HFT01 quote stuffing: a massive quote-size algo was running on N

http://www.istockanalyst.com/finance/story/5293293/is-anyone-going-to-stop-the-abuse-by-hfts

drive quote volume for bids and offers you have no intent to execute and by doing so overload the systems so that you can then arb between different venues

Is Anyone Going To Stop The Abuse By Hfts?

By: Karl Denninger | Jul 14, 2011 |


Nanex continues to do yeoman's service in chronicling the latest and greatest abuse of the markets which takes place under the general rubric of "quote stuffing" in the exchanges. The latest is on "ASIA":

In this chart we plot trade and quote prices/sizes. Note that during the decline a massive quote-size algo was running on NSDQ. Quote sizes were so large they flatten everything else in the size chart:

The fact of the matter is that this has been going on for more than a year and yet there has been exactly zero in the way of enforcement.

These events still go on each and every day.

The scheme is simple - drive quote volume for bids and offers you have no intent to execute and by doing so overload the systems so that you can then arb between different venues.

This can, and often does, produce "mini flash crashes" and "mini flash rallies" in various issues. And while it has yet to reflect into an all-on market collapse, the fact remains that under long-standing law any pattern of orders intended to manipulate the price of a security, as opposed to actually buy or sell it, is illegal.

So where are the prosecutions? More to the point, how can you possibly buy or sell a stock and have any reasonable expectation that you're getting the best price?

You can't. It makes it entirely impossible for you, as a retail investor, to have any sort of confidence in the markets. You cannot use stop orders on your positions because they are subject to being raped by these mini-moves when in fact there was no actual buy or sell pressure at the price where your stop got triggered.

This has been well-documented now for more than a year and I've been writing on it since the Flash Crash and Nanex's debut of their reports, along with my quickly-infamous report over the July 4th weekend last year (in 2010.)

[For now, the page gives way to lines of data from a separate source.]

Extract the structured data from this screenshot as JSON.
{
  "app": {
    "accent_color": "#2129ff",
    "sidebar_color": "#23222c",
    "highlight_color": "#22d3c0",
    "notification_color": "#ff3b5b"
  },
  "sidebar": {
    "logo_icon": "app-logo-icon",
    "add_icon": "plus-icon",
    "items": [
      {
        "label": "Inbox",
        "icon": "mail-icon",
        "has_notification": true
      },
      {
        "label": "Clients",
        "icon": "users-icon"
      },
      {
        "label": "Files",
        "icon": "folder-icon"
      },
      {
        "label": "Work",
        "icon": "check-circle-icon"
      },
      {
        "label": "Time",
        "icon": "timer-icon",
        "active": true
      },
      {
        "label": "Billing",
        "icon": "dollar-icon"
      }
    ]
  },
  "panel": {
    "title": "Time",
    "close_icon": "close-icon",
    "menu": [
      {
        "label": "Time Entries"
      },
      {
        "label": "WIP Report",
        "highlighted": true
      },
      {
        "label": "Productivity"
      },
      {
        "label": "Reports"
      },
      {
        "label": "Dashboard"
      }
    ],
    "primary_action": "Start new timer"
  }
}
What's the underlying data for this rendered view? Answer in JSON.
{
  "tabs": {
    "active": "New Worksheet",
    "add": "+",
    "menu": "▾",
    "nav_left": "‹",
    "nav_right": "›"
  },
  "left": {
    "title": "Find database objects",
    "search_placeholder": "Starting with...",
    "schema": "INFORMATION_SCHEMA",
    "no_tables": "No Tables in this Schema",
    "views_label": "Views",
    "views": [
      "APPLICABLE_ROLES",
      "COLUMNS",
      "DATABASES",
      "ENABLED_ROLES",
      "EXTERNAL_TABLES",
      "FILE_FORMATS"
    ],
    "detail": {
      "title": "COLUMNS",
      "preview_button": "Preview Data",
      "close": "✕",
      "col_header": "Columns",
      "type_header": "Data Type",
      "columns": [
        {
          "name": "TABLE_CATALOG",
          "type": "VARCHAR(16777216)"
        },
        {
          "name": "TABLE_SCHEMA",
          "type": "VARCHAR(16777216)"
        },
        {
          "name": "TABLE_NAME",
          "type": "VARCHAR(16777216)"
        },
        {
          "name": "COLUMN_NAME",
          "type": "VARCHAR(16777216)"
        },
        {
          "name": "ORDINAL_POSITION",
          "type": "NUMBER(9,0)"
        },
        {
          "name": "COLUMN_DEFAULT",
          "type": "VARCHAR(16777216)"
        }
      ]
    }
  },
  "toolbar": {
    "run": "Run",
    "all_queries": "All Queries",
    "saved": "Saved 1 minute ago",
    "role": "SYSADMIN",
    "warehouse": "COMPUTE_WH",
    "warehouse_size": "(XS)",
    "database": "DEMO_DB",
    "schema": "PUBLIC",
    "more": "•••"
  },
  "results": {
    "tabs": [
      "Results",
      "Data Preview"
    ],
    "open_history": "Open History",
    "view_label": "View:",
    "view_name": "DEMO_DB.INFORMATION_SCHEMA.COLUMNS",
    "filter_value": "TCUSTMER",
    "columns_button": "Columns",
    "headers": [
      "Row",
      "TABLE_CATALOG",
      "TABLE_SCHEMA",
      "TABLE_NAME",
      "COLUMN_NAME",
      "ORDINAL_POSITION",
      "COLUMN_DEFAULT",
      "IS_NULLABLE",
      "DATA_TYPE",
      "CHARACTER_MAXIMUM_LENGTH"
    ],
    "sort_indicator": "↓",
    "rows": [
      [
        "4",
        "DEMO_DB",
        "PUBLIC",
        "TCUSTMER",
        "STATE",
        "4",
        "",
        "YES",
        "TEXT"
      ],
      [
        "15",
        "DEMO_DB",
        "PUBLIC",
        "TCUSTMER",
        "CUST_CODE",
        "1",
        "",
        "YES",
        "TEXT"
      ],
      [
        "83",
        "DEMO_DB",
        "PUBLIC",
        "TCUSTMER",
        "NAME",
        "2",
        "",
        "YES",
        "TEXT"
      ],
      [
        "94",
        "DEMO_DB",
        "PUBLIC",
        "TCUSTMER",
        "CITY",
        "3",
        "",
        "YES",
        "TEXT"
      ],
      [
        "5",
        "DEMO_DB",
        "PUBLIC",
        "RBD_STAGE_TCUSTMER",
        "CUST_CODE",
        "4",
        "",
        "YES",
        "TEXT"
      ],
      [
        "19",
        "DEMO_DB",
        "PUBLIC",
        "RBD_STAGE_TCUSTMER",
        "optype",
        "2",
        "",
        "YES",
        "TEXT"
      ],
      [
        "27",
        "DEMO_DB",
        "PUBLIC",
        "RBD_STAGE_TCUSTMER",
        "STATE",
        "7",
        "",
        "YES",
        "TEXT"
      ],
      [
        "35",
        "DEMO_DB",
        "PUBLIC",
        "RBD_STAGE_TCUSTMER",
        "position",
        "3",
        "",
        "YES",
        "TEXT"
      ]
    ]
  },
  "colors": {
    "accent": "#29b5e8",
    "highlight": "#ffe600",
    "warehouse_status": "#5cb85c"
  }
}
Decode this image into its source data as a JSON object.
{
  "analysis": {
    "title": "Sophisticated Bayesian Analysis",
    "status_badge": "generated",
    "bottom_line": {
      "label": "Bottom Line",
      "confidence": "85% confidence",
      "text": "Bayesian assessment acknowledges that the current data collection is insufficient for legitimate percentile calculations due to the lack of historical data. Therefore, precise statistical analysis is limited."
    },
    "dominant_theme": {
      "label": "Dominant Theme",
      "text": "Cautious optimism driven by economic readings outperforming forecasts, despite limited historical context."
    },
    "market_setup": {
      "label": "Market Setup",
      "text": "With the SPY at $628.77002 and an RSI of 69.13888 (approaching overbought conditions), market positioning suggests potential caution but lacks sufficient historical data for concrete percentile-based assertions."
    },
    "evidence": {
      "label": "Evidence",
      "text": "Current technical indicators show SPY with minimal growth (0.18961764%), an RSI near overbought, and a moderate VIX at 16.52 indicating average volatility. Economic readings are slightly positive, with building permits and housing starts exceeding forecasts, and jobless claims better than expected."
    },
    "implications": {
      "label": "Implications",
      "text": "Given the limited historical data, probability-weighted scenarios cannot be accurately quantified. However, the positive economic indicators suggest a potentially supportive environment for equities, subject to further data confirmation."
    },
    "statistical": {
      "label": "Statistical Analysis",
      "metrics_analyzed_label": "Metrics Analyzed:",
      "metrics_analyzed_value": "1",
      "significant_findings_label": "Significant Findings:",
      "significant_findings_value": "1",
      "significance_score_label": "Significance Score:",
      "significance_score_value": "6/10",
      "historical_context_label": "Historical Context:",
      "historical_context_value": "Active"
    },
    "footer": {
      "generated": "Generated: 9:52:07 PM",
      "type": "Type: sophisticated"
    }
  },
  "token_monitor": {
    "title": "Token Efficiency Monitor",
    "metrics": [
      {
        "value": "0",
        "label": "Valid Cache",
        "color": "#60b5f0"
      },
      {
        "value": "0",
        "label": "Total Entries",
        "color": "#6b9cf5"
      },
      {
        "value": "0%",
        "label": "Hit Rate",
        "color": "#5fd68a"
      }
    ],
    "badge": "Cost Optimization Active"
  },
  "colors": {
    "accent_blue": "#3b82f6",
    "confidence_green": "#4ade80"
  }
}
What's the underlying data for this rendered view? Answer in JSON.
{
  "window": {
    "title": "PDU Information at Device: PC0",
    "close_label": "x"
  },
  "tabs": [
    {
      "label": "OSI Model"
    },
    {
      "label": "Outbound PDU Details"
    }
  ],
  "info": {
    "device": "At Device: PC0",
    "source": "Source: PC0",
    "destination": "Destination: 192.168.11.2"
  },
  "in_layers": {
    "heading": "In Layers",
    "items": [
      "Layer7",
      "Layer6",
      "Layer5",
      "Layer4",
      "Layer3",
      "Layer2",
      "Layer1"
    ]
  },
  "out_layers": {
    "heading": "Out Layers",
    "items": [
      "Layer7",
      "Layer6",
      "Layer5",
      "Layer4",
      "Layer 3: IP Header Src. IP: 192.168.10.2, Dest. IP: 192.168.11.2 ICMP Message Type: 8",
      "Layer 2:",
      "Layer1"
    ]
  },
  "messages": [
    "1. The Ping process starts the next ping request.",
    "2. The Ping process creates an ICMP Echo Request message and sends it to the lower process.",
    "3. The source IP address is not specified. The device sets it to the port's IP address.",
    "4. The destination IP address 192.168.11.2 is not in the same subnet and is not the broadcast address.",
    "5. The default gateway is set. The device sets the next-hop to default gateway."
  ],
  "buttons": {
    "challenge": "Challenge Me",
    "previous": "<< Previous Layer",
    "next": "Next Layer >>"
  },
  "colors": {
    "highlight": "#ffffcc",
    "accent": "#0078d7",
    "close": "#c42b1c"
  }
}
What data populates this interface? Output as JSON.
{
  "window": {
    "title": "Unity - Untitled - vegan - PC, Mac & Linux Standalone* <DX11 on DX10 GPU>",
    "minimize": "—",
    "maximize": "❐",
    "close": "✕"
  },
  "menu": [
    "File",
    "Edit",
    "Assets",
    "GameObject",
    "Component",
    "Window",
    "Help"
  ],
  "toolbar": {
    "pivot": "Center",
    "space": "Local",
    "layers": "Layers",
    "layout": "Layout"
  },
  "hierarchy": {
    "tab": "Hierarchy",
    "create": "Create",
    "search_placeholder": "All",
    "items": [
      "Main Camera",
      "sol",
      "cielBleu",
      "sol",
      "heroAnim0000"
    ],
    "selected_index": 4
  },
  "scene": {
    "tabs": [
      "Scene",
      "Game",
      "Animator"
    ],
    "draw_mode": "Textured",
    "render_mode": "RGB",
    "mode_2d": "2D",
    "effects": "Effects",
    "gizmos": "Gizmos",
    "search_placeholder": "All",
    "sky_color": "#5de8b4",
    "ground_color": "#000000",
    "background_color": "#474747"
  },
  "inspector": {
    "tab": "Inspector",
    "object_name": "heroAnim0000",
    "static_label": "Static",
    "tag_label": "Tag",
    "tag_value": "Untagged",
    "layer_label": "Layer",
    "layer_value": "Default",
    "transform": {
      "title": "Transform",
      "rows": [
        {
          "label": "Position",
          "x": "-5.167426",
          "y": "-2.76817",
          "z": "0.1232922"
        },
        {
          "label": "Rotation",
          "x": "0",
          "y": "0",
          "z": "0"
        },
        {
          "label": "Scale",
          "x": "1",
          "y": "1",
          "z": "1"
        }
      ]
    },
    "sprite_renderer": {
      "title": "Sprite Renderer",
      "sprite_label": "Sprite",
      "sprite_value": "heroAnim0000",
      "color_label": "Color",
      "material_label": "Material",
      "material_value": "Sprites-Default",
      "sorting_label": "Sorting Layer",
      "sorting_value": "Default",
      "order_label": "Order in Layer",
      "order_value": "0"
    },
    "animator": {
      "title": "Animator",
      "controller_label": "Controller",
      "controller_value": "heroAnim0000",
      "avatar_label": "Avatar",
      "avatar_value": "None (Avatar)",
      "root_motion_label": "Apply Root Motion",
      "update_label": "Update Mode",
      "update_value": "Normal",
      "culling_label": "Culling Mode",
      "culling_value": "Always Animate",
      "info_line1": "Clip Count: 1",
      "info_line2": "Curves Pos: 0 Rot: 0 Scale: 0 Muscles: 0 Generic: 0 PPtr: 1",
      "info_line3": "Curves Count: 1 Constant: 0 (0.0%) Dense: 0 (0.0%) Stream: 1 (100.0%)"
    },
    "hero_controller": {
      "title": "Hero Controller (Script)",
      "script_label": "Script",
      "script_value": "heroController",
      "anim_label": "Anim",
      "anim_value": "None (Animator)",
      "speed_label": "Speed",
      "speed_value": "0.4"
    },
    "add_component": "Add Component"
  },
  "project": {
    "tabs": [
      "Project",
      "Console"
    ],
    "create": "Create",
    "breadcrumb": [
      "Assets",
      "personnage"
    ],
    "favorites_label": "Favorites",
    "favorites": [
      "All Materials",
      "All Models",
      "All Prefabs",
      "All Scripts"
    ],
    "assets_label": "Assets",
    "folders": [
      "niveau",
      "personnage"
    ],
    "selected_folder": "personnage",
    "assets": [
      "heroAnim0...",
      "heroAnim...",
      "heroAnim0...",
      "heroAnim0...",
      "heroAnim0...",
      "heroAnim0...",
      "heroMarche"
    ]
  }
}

More than a year on, this raw abuse has not been stopped. Our so-called "regulators" have not demanded that this quote stuffing end nor have they taken a very simple action that would make it unprofitable - charge a small fee - a fraction of a cent - for each quote transmitted, such that attempting to "jam the channel" would cost more than the abusers would hope to profit.

Simply put, nobody cares. Our so-called "central banker" is at this moment "testifying" in The Senate while the SEC does nothing, yet he takes "credit" for the stock market's rally. You, as an individual investor, cannot analyze stocks and then place trades with that information with any sort of protection against ruinous loss not because you were wrong, but because someone has decided to attack the stock with an algorithm designed to distort the market and trip your stop-loss orders.

As I sit here listening to Bernanke talk about "improvement in financial conditions" I am struck by his words - sure, it's "improvement" if you wish to look at criminogenic environmental factors. That is, it's a great time to be a bankster or HFT trader - you can stuff quotes, break into houses and trash them without owning them first and cajole the FDIC into taking all risk on a bank acquisition, leaving you with the profit while taking zero risk, even if you're a housewife who has no business experience.

On the other hand if you're a real businessman or investor this is an extraordinarily dangerous time when it comes to financial conditions. This, of course, factors large when it comes to jobs - you'd have to be out of your mind to hire new employees when you're continually at risk of being ruined by acts that should be crimes but which our so-called "justice system" will permit with a wink, nod and even laugh when used against you by these mega-corporations and their cronies on Wall Street.

And as a saver, such a Senior Citizen, you have flatly-ruinous financial conditions with Bernanke's ZIRP policies.

So yeah, I suppose that Bernanke is right, for a certain class of people.

The problem is that this class of people has no relationship to the average Joe. In fact, it's Joe who's getting the business end of the Wall Street "bull."